Die junge, sehr kenntnisreiche Führerin der Gruppe hatte zu Beginn Biografien von Überlebenden dieser Hölle gezeigt, deren Schicksale auch in einer aktuellen Sonderausstellung dokumentiert sind (online abrufbar unter www.buchenwald.de/949 ). Im Abschlussgespräch ging es dann um die Widerstandsgruppe innerhalb des Lagers, der auch der Hofer Hans Merker angehörte. An der Spitze dieser international zusammengesetzten Organisation stand der KPD-Reichstagsabgeordnete Albert Kuntz. Ziel war, die Produktion der „V-Waffen“ zu sabotieren, und gegenseitige Unterstützung und Rettung von möglichst vielen Mithäftlingen.
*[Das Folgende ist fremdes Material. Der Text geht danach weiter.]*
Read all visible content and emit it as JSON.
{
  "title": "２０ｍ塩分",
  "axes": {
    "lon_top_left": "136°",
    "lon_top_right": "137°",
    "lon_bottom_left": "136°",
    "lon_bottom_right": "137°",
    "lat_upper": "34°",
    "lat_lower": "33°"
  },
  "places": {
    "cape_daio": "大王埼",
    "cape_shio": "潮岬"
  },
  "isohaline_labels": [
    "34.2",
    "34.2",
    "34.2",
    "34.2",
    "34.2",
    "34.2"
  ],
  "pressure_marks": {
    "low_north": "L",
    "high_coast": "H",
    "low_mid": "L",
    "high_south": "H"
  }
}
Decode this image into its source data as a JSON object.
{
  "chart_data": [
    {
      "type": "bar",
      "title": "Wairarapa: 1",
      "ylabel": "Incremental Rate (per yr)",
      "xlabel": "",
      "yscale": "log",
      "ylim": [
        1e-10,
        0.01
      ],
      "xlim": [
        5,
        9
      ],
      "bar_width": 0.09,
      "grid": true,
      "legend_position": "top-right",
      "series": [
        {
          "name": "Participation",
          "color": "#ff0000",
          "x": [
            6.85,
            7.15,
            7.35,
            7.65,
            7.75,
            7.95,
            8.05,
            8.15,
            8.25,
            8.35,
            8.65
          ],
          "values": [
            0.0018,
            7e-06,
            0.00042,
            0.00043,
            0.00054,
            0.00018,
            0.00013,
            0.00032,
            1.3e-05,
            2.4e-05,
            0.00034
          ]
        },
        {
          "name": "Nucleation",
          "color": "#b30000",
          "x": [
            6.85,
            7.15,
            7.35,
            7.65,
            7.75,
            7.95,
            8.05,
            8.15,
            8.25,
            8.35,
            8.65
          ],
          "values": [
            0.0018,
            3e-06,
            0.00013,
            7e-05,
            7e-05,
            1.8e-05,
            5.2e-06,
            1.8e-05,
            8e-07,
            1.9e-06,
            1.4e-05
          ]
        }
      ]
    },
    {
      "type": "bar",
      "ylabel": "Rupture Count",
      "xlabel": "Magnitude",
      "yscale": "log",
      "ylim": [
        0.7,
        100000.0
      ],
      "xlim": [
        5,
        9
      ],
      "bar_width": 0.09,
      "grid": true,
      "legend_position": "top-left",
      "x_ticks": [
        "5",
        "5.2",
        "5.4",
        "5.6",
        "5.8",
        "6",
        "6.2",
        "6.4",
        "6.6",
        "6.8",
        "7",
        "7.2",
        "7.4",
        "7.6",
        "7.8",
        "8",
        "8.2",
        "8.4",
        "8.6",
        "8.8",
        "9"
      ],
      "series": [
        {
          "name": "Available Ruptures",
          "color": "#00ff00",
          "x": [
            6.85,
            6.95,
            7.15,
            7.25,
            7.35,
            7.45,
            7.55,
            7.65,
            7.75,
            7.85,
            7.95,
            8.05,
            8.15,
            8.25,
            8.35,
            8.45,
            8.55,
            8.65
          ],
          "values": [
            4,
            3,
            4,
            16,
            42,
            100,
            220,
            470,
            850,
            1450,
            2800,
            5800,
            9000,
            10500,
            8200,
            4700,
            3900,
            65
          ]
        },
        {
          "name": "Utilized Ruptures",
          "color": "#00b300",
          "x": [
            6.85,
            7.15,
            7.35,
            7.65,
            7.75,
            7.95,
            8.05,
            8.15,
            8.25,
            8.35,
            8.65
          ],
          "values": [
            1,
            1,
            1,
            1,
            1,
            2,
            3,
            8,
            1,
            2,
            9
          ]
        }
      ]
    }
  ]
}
Albert Kuntz wurde im Januar 1945 nach wochenlanger Folter zu Tode geprügelt. (Einzelheiten zu Albert Kuntz vgl. www.rosalux.de/fileadmin/ris_uploads/pdfs/171_Dieckmann.pdf)

Am Bahnhof von Roßla ( Südharz) informierte Randolph Oechslein über die Umstände der Ermordung des Hofer Widerstandskämpfers Hans Merker.

Am Bahnhof von Roßla (Südharz) informiert Randolph Oechslein über die Umstände der Ermordung des Hofer Widerstandskämpfers Hans Merker.

Als Merker am 5. Januar zum Verhör ins KZ Mittelbau-Dora transportiert werden sollte, sprang er aus dem Eisenbahnwaggon und rannte um sein Leben. Doch wurde er schließlich von SS gefasst und sofort erschossen. Die Versammelten gedachten des Ermordeten mit einer Schweigeminute.

Von den 9000 SS- und anderen Wachmannschaften wurden nach der Befreiung nur neunzehn vor Gericht gestellt. Der Dachauer „Dora-Prozess“ unter Führung der US-Armee endete mit vier Freisprüchen und 15 Schuldsprüchen, darunter ein Todesurteil. In einem späteren Prozess kamen alle Angeklagten bis auf einen mit geringen Haftstrafen davon oder wurden freigelassen. Die Mörder Hans Merkers wurden nie bestraft.